A. Yes, salaried employees who are working remotely do need to be paid their regular salary for the time that they are working. If you choose to reduce their rate of pay for any reason during this period, it must be in writing and signed by the employee. Hourly employees should continue to track their time as they normally do and would be paid their regular hourly rate for all hours of work.
Q. Can we reduce an employee’s hours because of disruption caused by COVID-19?
A. Yes, you may reduce an hourly employee’s hours or not schedule an employee to work because your business has been disrupted by COVID-19. If you reduce the hours of a salaried employee and also want to reduce their pay, it must be in writing and signed by the employee.
Q. Can we charge time missed to vacation and leave balances?
A. The general answer is yes, but this will also depend on your company’s vacation or leave policy. In most cases employers would allow employees to apply paid vacation time or leave time to the time that the employee is not working. Some employers are liberalizing their paid time off and sick leave policies to enable employees to use that time for reasons their policies do not currently allow. Some companies are also allowing employees to “borrow” PTO or go into the negative for brief periods in order to diminish the disruption which is caused by a quarantine.
Q. Is unemployment available?
A. Yes, if an employee’s employment is terminated. There is legislation pending in New Hampshire and Massachusetts that will expand the applicability of unemployment benefits to situations such as quarantine and the need to care for a family member with COVID-19.
Q. What issues do we need to be concerned about if we are going to lay people off as a result of COVID-19?
A. In New Hampshire, employees will be entitled to payment of all accrued but unused vacation and leave time in accordance with existing policies and be paid for the entire pay period when they are terminated. This payment will need to be made within 72 hours of the employee’s termination.
In Massachusetts, employees will be entitled to payment of all accrued but unused vacation and leave time and be paid for the entire week when they are terminated. This payment will need to be made the day of the employee’s termination.
Q. Does family and medical leave apply to this situation?

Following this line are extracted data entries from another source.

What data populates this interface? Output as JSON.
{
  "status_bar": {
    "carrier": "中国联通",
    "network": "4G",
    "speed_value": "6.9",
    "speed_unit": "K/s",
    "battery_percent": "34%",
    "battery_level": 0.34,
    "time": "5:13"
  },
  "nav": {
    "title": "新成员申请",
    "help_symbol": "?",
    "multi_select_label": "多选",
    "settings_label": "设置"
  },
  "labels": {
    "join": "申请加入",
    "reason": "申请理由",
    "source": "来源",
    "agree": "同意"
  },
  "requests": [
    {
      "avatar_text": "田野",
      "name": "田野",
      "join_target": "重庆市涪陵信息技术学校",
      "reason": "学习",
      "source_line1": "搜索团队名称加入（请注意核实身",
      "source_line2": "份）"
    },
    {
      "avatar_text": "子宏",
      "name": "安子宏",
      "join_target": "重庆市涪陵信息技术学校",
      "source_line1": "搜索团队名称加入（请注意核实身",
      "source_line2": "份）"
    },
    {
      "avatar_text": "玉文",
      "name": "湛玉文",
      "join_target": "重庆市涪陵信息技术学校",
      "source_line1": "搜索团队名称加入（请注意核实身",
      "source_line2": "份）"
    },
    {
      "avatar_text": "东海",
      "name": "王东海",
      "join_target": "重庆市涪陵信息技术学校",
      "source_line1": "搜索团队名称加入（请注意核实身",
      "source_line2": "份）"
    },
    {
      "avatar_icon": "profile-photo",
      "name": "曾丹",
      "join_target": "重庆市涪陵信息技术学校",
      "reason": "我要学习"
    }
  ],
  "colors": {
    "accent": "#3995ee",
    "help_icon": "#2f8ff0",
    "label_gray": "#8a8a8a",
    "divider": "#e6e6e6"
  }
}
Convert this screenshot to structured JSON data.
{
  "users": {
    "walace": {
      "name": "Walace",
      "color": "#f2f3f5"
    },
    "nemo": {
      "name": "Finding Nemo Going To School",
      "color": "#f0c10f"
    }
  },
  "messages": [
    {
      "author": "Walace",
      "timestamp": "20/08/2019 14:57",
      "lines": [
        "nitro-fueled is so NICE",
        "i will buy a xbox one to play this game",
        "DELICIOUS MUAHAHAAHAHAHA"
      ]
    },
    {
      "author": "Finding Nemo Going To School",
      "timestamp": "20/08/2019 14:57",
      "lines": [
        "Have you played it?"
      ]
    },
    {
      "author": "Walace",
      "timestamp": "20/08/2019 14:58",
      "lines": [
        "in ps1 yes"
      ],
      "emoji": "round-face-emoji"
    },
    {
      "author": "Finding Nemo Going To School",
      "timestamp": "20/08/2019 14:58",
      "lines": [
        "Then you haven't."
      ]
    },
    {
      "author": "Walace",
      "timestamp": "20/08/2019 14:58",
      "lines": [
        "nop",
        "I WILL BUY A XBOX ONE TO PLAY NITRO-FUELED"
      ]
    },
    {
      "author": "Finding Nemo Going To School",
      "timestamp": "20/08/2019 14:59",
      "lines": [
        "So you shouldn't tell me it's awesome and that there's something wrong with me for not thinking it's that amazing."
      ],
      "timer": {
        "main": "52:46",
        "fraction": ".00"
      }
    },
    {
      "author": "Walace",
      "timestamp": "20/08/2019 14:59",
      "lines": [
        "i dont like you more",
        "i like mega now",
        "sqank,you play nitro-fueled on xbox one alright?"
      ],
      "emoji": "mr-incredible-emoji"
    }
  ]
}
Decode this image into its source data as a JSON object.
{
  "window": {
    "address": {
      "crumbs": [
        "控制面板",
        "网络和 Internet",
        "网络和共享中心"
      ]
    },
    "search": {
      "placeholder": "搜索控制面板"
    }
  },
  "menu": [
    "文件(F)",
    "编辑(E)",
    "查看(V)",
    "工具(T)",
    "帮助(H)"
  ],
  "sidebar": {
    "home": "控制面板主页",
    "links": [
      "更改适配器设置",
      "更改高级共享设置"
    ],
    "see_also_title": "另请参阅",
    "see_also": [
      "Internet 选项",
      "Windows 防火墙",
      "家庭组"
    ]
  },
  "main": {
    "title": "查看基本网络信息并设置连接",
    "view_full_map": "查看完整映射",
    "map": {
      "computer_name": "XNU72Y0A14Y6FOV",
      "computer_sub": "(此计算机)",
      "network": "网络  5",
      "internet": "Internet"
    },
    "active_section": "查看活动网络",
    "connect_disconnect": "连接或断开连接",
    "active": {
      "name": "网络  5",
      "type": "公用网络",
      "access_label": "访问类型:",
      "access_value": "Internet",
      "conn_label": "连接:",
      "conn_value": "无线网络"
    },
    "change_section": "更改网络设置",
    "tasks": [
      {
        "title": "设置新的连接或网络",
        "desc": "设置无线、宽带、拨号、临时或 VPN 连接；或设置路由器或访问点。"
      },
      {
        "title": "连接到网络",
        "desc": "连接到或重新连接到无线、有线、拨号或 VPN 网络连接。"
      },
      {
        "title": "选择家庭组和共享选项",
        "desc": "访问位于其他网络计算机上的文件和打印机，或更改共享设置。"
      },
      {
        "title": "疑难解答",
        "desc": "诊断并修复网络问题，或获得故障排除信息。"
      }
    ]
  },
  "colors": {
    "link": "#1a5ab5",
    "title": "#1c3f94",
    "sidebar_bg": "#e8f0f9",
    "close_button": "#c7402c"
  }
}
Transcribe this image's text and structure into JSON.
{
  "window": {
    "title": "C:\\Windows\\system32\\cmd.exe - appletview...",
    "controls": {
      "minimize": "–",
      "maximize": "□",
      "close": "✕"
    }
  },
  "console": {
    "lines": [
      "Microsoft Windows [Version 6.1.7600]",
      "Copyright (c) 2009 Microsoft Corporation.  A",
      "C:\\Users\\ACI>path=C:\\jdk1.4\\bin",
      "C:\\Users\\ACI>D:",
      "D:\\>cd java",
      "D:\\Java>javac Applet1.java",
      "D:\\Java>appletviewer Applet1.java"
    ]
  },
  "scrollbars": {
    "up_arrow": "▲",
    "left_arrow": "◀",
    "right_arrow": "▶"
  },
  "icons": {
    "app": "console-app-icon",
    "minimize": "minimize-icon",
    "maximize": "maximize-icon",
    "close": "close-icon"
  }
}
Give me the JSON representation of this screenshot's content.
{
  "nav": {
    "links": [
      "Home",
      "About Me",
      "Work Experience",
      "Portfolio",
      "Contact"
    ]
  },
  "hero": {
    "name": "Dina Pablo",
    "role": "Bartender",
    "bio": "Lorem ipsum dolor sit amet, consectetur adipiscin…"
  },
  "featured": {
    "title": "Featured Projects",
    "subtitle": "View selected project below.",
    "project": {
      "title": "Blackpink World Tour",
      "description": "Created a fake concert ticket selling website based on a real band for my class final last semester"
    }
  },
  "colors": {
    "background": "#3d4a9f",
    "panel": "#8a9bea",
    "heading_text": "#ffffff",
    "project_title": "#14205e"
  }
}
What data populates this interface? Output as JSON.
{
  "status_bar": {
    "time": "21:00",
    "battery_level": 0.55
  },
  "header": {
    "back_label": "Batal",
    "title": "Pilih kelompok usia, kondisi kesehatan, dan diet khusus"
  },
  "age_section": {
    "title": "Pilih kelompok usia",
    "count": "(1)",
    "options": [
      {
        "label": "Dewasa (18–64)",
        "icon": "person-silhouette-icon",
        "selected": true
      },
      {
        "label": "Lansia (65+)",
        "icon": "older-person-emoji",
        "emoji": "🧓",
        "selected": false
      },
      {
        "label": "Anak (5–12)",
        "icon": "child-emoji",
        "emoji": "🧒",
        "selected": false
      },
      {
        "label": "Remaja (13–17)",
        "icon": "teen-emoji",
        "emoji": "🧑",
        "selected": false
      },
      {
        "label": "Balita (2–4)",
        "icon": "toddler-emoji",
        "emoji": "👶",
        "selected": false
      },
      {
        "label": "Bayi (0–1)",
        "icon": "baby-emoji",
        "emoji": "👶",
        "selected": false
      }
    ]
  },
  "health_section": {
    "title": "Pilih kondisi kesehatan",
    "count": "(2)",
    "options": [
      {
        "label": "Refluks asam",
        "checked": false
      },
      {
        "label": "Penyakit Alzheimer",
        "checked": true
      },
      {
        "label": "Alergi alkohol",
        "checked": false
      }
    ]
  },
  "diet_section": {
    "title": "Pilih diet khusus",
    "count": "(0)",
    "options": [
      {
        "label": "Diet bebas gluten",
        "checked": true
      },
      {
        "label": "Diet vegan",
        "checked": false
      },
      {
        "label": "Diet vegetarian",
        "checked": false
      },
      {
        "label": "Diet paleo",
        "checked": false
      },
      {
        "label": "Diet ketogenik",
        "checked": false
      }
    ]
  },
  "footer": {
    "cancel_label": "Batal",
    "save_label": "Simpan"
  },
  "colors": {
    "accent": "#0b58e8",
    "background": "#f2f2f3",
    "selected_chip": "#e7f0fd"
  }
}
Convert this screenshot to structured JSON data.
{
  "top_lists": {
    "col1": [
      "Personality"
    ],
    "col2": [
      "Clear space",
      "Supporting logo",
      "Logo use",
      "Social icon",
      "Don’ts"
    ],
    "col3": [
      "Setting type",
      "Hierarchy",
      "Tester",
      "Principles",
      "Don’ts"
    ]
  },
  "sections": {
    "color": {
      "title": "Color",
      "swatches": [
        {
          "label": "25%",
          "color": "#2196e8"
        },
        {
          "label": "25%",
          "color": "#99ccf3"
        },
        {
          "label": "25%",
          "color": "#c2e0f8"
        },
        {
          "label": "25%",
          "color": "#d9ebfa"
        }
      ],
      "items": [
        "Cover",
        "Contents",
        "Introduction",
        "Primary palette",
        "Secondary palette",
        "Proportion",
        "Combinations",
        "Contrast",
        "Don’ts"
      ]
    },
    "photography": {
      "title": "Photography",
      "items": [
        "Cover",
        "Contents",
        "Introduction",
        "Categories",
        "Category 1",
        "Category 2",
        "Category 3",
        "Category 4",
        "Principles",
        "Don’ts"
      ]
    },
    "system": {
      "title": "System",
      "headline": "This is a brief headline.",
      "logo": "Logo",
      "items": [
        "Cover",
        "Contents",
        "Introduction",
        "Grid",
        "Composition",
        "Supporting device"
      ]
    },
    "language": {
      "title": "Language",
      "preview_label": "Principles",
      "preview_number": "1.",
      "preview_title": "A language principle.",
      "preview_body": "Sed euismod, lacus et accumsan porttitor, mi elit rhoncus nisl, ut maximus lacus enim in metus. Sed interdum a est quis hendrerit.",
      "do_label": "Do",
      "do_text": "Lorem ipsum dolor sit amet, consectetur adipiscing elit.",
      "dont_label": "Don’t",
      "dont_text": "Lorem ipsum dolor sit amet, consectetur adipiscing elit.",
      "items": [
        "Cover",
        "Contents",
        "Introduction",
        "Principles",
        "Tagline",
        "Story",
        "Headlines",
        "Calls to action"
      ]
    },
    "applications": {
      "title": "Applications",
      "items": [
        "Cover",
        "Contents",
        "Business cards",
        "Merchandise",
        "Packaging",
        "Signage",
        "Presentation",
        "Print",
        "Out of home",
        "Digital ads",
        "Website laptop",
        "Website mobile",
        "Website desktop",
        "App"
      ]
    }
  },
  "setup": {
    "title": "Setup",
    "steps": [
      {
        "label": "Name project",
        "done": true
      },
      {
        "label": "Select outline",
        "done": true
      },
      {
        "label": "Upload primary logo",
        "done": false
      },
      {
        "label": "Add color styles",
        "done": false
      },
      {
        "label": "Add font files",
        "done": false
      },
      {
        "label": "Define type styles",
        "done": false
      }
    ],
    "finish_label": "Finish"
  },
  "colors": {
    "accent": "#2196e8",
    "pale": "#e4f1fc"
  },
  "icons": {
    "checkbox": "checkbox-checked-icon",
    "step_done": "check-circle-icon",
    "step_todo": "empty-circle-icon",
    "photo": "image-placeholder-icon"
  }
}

A. Yes, if the requirements of the Family and Medical Leave Act (FMLA) are met by the employee then the employee would be protected by FMLA. Currently the FMLA provides up to 12 weeks of unpaid leave and job protection for employees losing time from work due to their own serious health condition or to care for a family member with a serious health condition. The pending legislation would require that the leave time be paid time, would shorten the time frame within which an employee must be employed by the employer before being eligible, and would expand the reasons for which FMLA could be used. Employees are not entitled to FMLA protection to stay at home in order to avoid getting sick.
Q. Do I need to provide any notices to government agencies if I have a significant layoff?
A. Yes, in New Hampshire if 25 or more employees are being terminated the employer must notify the New Hampshire Department of Employment Security. Further information and the reporting form are available on the agency’s website . www.nhes.nh.gov
Employers with 100 or more full-time employees who implement a “plant closing” or “mass layoff” may need to provide notice of the layoff under the Worker Adjustment and Retraining Notification Act (WARN). This analysis is dependent on the facts and circumstances of the layoff, and legal counsel should be consulted if a company with more than 100 full-time employees is considering a significant layoff. It is important to keep in mind that these “plant closing” and “mass layoff” are defined in detail under WARN’s regulations and that they are not intended to cover every single layoff or plant closing.